Mali: French military airfield Kidal

Mali: French troops reach Kidal airport - Telegraph

The arrival of French troops in Kidal comes after the reconquest, alongside the Malian army and without resistance, the two largest towns in northern Mali, Gao and Timbuktu, which were in the hands of armed Islamist groups who have multiplied abuses for more than nine months. Kidal in 1500 km from Bamako, and the region in the extreme north-east of Mali, near the Algerian border, was the stronghold of Ansar ed-Dine (Defenders of Islam), led by Iyad Ag Ghaly (former Tuareg rebel), an Islamist armed group allied to Al-Qaeda in the Islamic Maghreb (AQIM).

According to a security source in Mali, the main cause of Islamist groups, including Ag Ghaly and Algerian Abou Zeid, one of AQIM emirs, took refuge in the mountains near the Algerian border. Hundreds of people have fled to Kidal villages further north to Algeria, according to the High Commissioner for Refugees of the United Nations, which states that access to food and basic necessities has been seriously affected by the conflict and the closure of the border.

Facing the "risk of abuse" and reprisals, the French Prime Minister Jean-Marc Ayrault wished "the rapid deployment of international observers" to ensure "respect for human rights." Human Rights Watch (HRW) on Monday had raised "high risk of inter-ethnic tensions" in the North, where the rivalry is strong between the Tuareg and Arab minorities often equated with Islamists, and blacks, the majority in Mali.

For its part, the French foreign minister Laurent Fabius told the newspaper Le Parisien that French forces leave "quickly" Mali. "Free Gao and Timbuktu quickly part of the plan," said the minister. "Now it is for African countries to take over. We decided to put the resources in men and material to accomplish this mission and hit hard. But the French did not intend to be maintained. We leave quickly. '

The testimonies have also multiplied the destruction of precious manuscripts of Timbuktu dating back several centuries in this city which was the intellectual and spiritual capital of Islam in sub-Saharan Africa in the fifteenth and sixteenth centuries and a prosperous caravan city. The mayor spoke of "cultural crime" about the Ahmed Baba Institute, burnt by the Islamists, which housed between 60,000 and 100,000 manuscripts, but the exact number of manuscripts burned is not known.
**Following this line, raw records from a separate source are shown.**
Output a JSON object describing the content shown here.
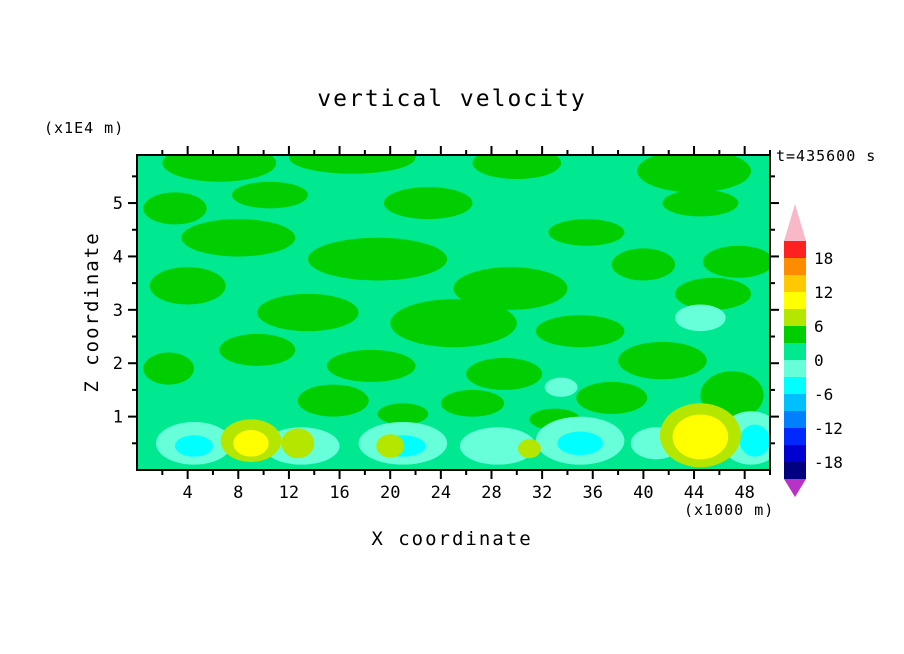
{
  "chart_data": {
    "type": "contour",
    "title": "vertical velocity",
    "time_label": "t=435600 s",
    "xlabel": "X coordinate",
    "xunit": "(x1000 m)",
    "ylabel": "Z coordinate",
    "yunit": "(x1E4 m)",
    "xlim": [
      0,
      50
    ],
    "ylim": [
      0,
      5.9
    ],
    "x_ticks": [
      4,
      8,
      12,
      16,
      20,
      24,
      28,
      32,
      36,
      40,
      44,
      48
    ],
    "x_minor_step": 2,
    "y_ticks": [
      1,
      2,
      3,
      4,
      5
    ],
    "contour_interval": 3,
    "levels": [
      -21,
      -18,
      -15,
      -12,
      -9,
      -6,
      -3,
      0,
      3,
      6,
      9,
      12,
      15,
      18,
      21
    ],
    "palette": {
      "base": "#00E890",
      "p3": "#00CE00",
      "p6": "#B4E600",
      "p9": "#FFFF00",
      "p12": "#FFC800",
      "m3": "#66FFD9",
      "m6": "#00FFFF"
    },
    "colorbar": {
      "labels": [
        "18",
        "12",
        "6",
        "0",
        "-6",
        "-12",
        "-18"
      ],
      "over_color": "#F8B8C8",
      "under_color": "#B832C8",
      "colors": [
        "#FF2020",
        "#FF8C00",
        "#FFC800",
        "#FFFF00",
        "#B4E600",
        "#00CE00",
        "#00E890",
        "#66FFD9",
        "#00FFFF",
        "#00BFFF",
        "#0080FF",
        "#0028FF",
        "#0000D0",
        "#000080"
      ]
    },
    "features": [
      {
        "band": "p3",
        "x": 6.5,
        "z": 5.75,
        "rx": 4.5,
        "rz": 0.35
      },
      {
        "band": "p3",
        "x": 17,
        "z": 5.85,
        "rx": 5,
        "rz": 0.3
      },
      {
        "band": "p3",
        "x": 30,
        "z": 5.75,
        "rx": 3.5,
        "rz": 0.3
      },
      {
        "band": "p3",
        "x": 44,
        "z": 5.6,
        "rx": 4.5,
        "rz": 0.4
      },
      {
        "band": "p3",
        "x": 10.5,
        "z": 5.15,
        "rx": 3,
        "rz": 0.25
      },
      {
        "band": "p3",
        "x": 23,
        "z": 5.0,
        "rx": 3.5,
        "rz": 0.3
      },
      {
        "band": "p3",
        "x": 44.5,
        "z": 5.0,
        "rx": 3,
        "rz": 0.25
      },
      {
        "band": "p3",
        "x": 3,
        "z": 4.9,
        "rx": 2.5,
        "rz": 0.3
      },
      {
        "band": "p3",
        "x": 8,
        "z": 4.35,
        "rx": 4.5,
        "rz": 0.35
      },
      {
        "band": "p3",
        "x": 35.5,
        "z": 4.45,
        "rx": 3,
        "rz": 0.25
      },
      {
        "band": "p3",
        "x": 19,
        "z": 3.95,
        "rx": 5.5,
        "rz": 0.4
      },
      {
        "band": "p3",
        "x": 40,
        "z": 3.85,
        "rx": 2.5,
        "rz": 0.3
      },
      {
        "band": "p3",
        "x": 47.5,
        "z": 3.9,
        "rx": 2.8,
        "rz": 0.3
      },
      {
        "band": "p3",
        "x": 4,
        "z": 3.45,
        "rx": 3,
        "rz": 0.35
      },
      {
        "band": "p3",
        "x": 29.5,
        "z": 3.4,
        "rx": 4.5,
        "rz": 0.4
      },
      {
        "band": "p3",
        "x": 45.5,
        "z": 3.3,
        "rx": 3,
        "rz": 0.3
      },
      {
        "band": "p3",
        "x": 13.5,
        "z": 2.95,
        "rx": 4,
        "rz": 0.35
      },
      {
        "band": "p3",
        "x": 25,
        "z": 2.75,
        "rx": 5,
        "rz": 0.45
      },
      {
        "band": "p3",
        "x": 35,
        "z": 2.6,
        "rx": 3.5,
        "rz": 0.3
      },
      {
        "band": "p3",
        "x": 9.5,
        "z": 2.25,
        "rx": 3,
        "rz": 0.3
      },
      {
        "band": "p3",
        "x": 18.5,
        "z": 1.95,
        "rx": 3.5,
        "rz": 0.3
      },
      {
        "band": "p3",
        "x": 29,
        "z": 1.8,
        "rx": 3,
        "rz": 0.3
      },
      {
        "band": "p3",
        "x": 41.5,
        "z": 2.05,
        "rx": 3.5,
        "rz": 0.35
      },
      {
        "band": "p3",
        "x": 2.5,
        "z": 1.9,
        "rx": 2,
        "rz": 0.3
      },
      {
        "band": "p3",
        "x": 15.5,
        "z": 1.3,
        "rx": 2.8,
        "rz": 0.3
      },
      {
        "band": "p3",
        "x": 26.5,
        "z": 1.25,
        "rx": 2.5,
        "rz": 0.25
      },
      {
        "band": "p3",
        "x": 37.5,
        "z": 1.35,
        "rx": 2.8,
        "rz": 0.3
      },
      {
        "band": "p3",
        "x": 47,
        "z": 1.4,
        "rx": 2.5,
        "rz": 0.45
      },
      {
        "band": "p3",
        "x": 21,
        "z": 1.05,
        "rx": 2,
        "rz": 0.2
      },
      {
        "band": "p3",
        "x": 33,
        "z": 0.95,
        "rx": 2,
        "rz": 0.2
      },
      {
        "band": "m3",
        "x": 4.5,
        "z": 0.5,
        "rx": 3,
        "rz": 0.4
      },
      {
        "band": "m3",
        "x": 13,
        "z": 0.45,
        "rx": 3,
        "rz": 0.35
      },
      {
        "band": "m3",
        "x": 21,
        "z": 0.5,
        "rx": 3.5,
        "rz": 0.4
      },
      {
        "band": "m3",
        "x": 28.5,
        "z": 0.45,
        "rx": 3,
        "rz": 0.35
      },
      {
        "band": "m3",
        "x": 35,
        "z": 0.55,
        "rx": 3.5,
        "rz": 0.45
      },
      {
        "band": "m3",
        "x": 41,
        "z": 0.5,
        "rx": 2,
        "rz": 0.3
      },
      {
        "band": "m3",
        "x": 48.5,
        "z": 0.6,
        "rx": 2.5,
        "rz": 0.5
      },
      {
        "band": "m3",
        "x": 44.5,
        "z": 2.85,
        "rx": 2,
        "rz": 0.25
      },
      {
        "band": "m3",
        "x": 33.5,
        "z": 1.55,
        "rx": 1.3,
        "rz": 0.18
      },
      {
        "band": "m6",
        "x": 4.5,
        "z": 0.45,
        "rx": 1.5,
        "rz": 0.2
      },
      {
        "band": "m6",
        "x": 21,
        "z": 0.45,
        "rx": 1.8,
        "rz": 0.2
      },
      {
        "band": "m6",
        "x": 35,
        "z": 0.5,
        "rx": 1.8,
        "rz": 0.22
      },
      {
        "band": "m6",
        "x": 48.8,
        "z": 0.55,
        "rx": 1.2,
        "rz": 0.3
      },
      {
        "band": "p6",
        "x": 9,
        "z": 0.55,
        "rx": 2.4,
        "rz": 0.4
      },
      {
        "band": "p6",
        "x": 12.7,
        "z": 0.5,
        "rx": 1.3,
        "rz": 0.28
      },
      {
        "band": "p6",
        "x": 20,
        "z": 0.45,
        "rx": 1.1,
        "rz": 0.22
      },
      {
        "band": "p6",
        "x": 31,
        "z": 0.4,
        "rx": 0.9,
        "rz": 0.18
      },
      {
        "band": "p6",
        "x": 44.5,
        "z": 0.65,
        "rx": 3.2,
        "rz": 0.6
      },
      {
        "band": "p9",
        "x": 9,
        "z": 0.5,
        "rx": 1.4,
        "rz": 0.25
      },
      {
        "band": "p9",
        "x": 44.5,
        "z": 0.62,
        "rx": 2.2,
        "rz": 0.42
      }
    ]
  }
}
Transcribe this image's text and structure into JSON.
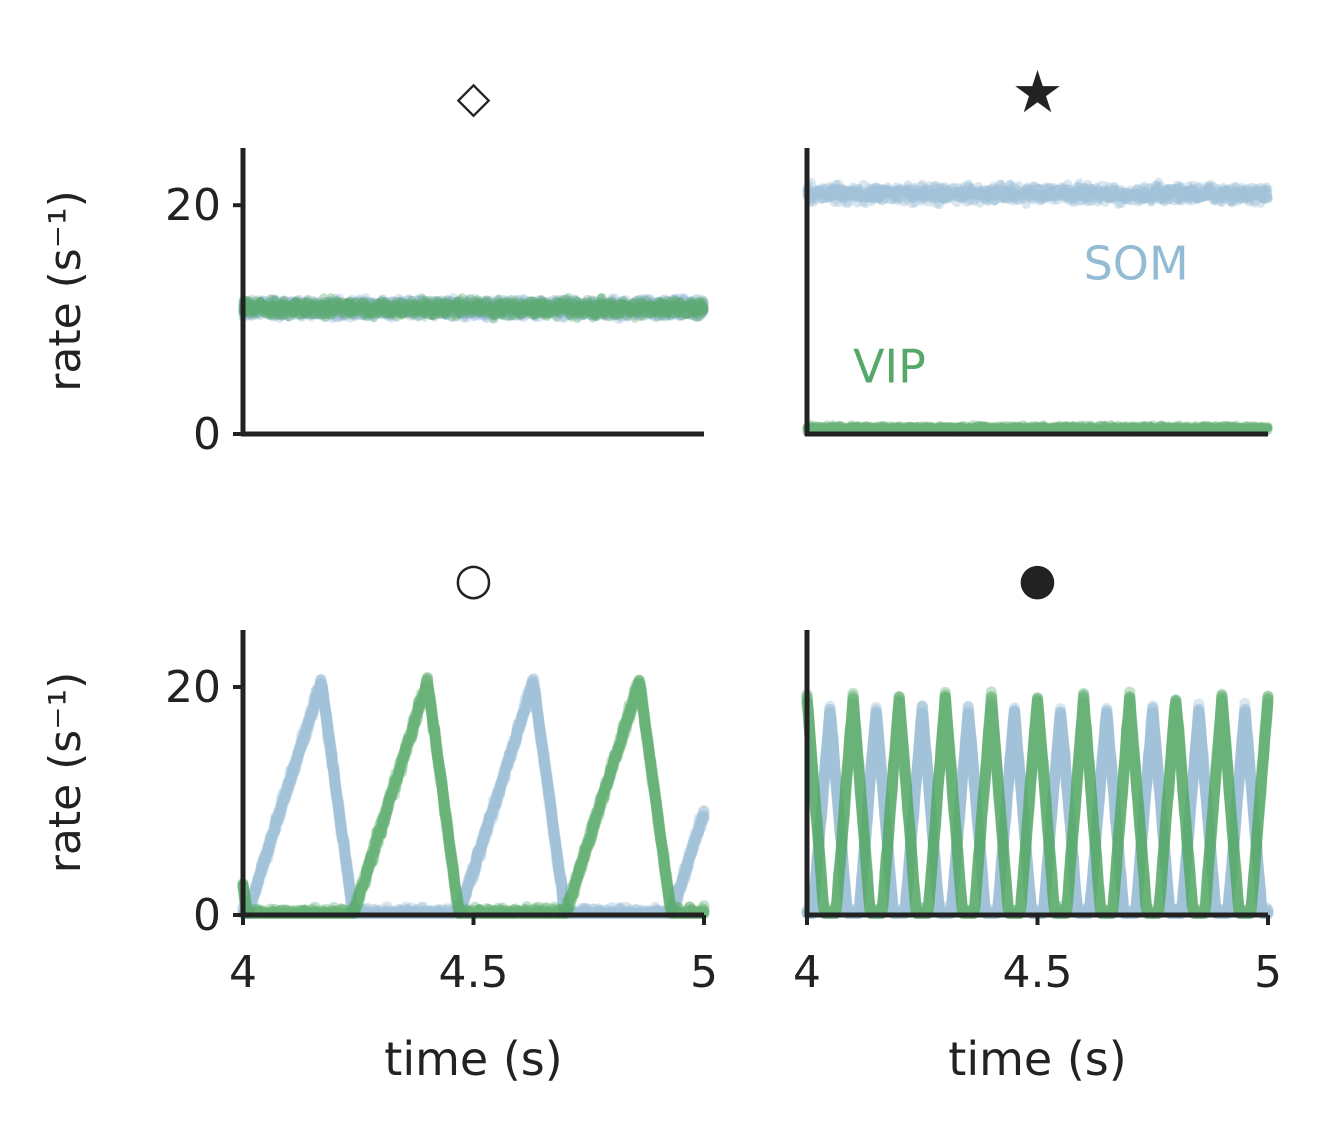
{
  "colors": {
    "som": "#94bbd4",
    "vip": "#55a868",
    "pv": "#9bb6e0",
    "axis": "#222222"
  },
  "chart_data": [
    {
      "type": "line",
      "marker_title": "◇",
      "ylabel": "rate (s⁻¹)",
      "xlabel": "",
      "xlim": [
        4,
        5
      ],
      "ylim": [
        0,
        25
      ],
      "yticks": [
        "0",
        "20"
      ],
      "xticks": [],
      "annotations": [],
      "series": [
        {
          "color_key": "som",
          "pattern": "flat",
          "level": 11
        },
        {
          "color_key": "pv",
          "pattern": "flat",
          "level": 11
        },
        {
          "color_key": "vip",
          "pattern": "flat",
          "level": 11
        }
      ]
    },
    {
      "type": "line",
      "marker_title": "★",
      "ylabel": "",
      "xlabel": "",
      "xlim": [
        4,
        5
      ],
      "ylim": [
        0,
        25
      ],
      "yticks": [],
      "xticks": [],
      "annotations": [
        {
          "text": "SOM",
          "color_key": "som",
          "x": 4.6,
          "y": 13.5
        },
        {
          "text": "VIP",
          "color_key": "vip",
          "x": 4.1,
          "y": 4.5
        }
      ],
      "series": [
        {
          "color_key": "som",
          "pattern": "flat",
          "level": 21
        },
        {
          "color_key": "vip",
          "pattern": "flat",
          "level": 0.5
        }
      ]
    },
    {
      "type": "line",
      "marker_title": "○",
      "ylabel": "rate (s⁻¹)",
      "xlabel": "time (s)",
      "xlim": [
        4,
        5
      ],
      "ylim": [
        0,
        25
      ],
      "yticks": [
        "0",
        "20"
      ],
      "xticks": [
        "4",
        "4.5",
        "5"
      ],
      "annotations": [],
      "series": [
        {
          "color_key": "som",
          "pattern": "osc",
          "period": 0.46,
          "peak": 20.5,
          "peak_x": 4.17,
          "duty": 0.5,
          "skew": 0.7
        },
        {
          "color_key": "vip",
          "pattern": "osc",
          "period": 0.46,
          "peak": 20.5,
          "peak_x": 4.4,
          "duty": 0.5,
          "skew": 0.7
        }
      ]
    },
    {
      "type": "line",
      "marker_title": "●",
      "ylabel": "",
      "xlabel": "time (s)",
      "xlim": [
        4,
        5
      ],
      "ylim": [
        0,
        25
      ],
      "yticks": [],
      "xticks": [
        "4",
        "4.5",
        "5"
      ],
      "annotations": [],
      "series": [
        {
          "color_key": "som",
          "pattern": "osc",
          "period": 0.1,
          "peak": 18,
          "peak_x": 4.05,
          "duty": 0.75,
          "skew": 0.5
        },
        {
          "color_key": "vip",
          "pattern": "osc",
          "period": 0.1,
          "peak": 19,
          "peak_x": 4.1,
          "duty": 0.75,
          "skew": 0.5
        }
      ]
    }
  ]
}
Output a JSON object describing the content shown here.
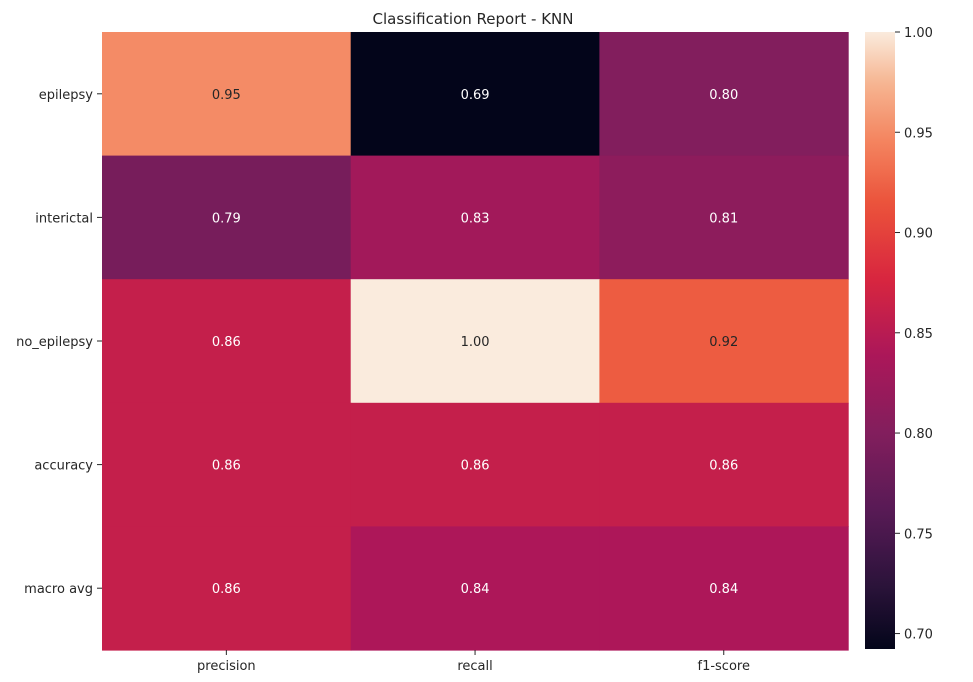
{
  "chart_data": {
    "type": "heatmap",
    "title": "Classification Report - KNN",
    "rows": [
      "epilepsy",
      "interictal",
      "no_epilepsy",
      "accuracy",
      "macro avg"
    ],
    "columns": [
      "precision",
      "recall",
      "f1-score"
    ],
    "values": [
      [
        0.95,
        0.69,
        0.8
      ],
      [
        0.79,
        0.83,
        0.81
      ],
      [
        0.86,
        1.0,
        0.92
      ],
      [
        0.86,
        0.86,
        0.86
      ],
      [
        0.86,
        0.84,
        0.84
      ]
    ],
    "value_labels": [
      [
        "0.95",
        "0.69",
        "0.80"
      ],
      [
        "0.79",
        "0.83",
        "0.81"
      ],
      [
        "0.86",
        "1.00",
        "0.92"
      ],
      [
        "0.86",
        "0.86",
        "0.86"
      ],
      [
        "0.86",
        "0.84",
        "0.84"
      ]
    ],
    "colorbar": {
      "range": [
        0.6923,
        1.0
      ],
      "ticks": [
        0.7,
        0.75,
        0.8,
        0.85,
        0.9,
        0.95,
        1.0
      ],
      "tick_labels": [
        "0.70",
        "0.75",
        "0.80",
        "0.85",
        "0.90",
        "0.95",
        "1.00"
      ],
      "colormap": "rocket"
    }
  }
}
The operation of Timbuktu came two days after taking Gao largest city north and Islamist strongholds, 1 200 km northeast of Bamako. A Ansongo, 80 km south of Gao, a hundred and 4×4 pickups topped with machine guns and light armored vehicles Nigerian and Malian armies came into town to the cheers of the people. "Let me see those liberators," shouted a woman in the middle of horns and placards celebrating the Niger, Mali and France, in the city until recently occupied by the Islamist Movement for uniqueness and Jihad in West Africa (Mujao).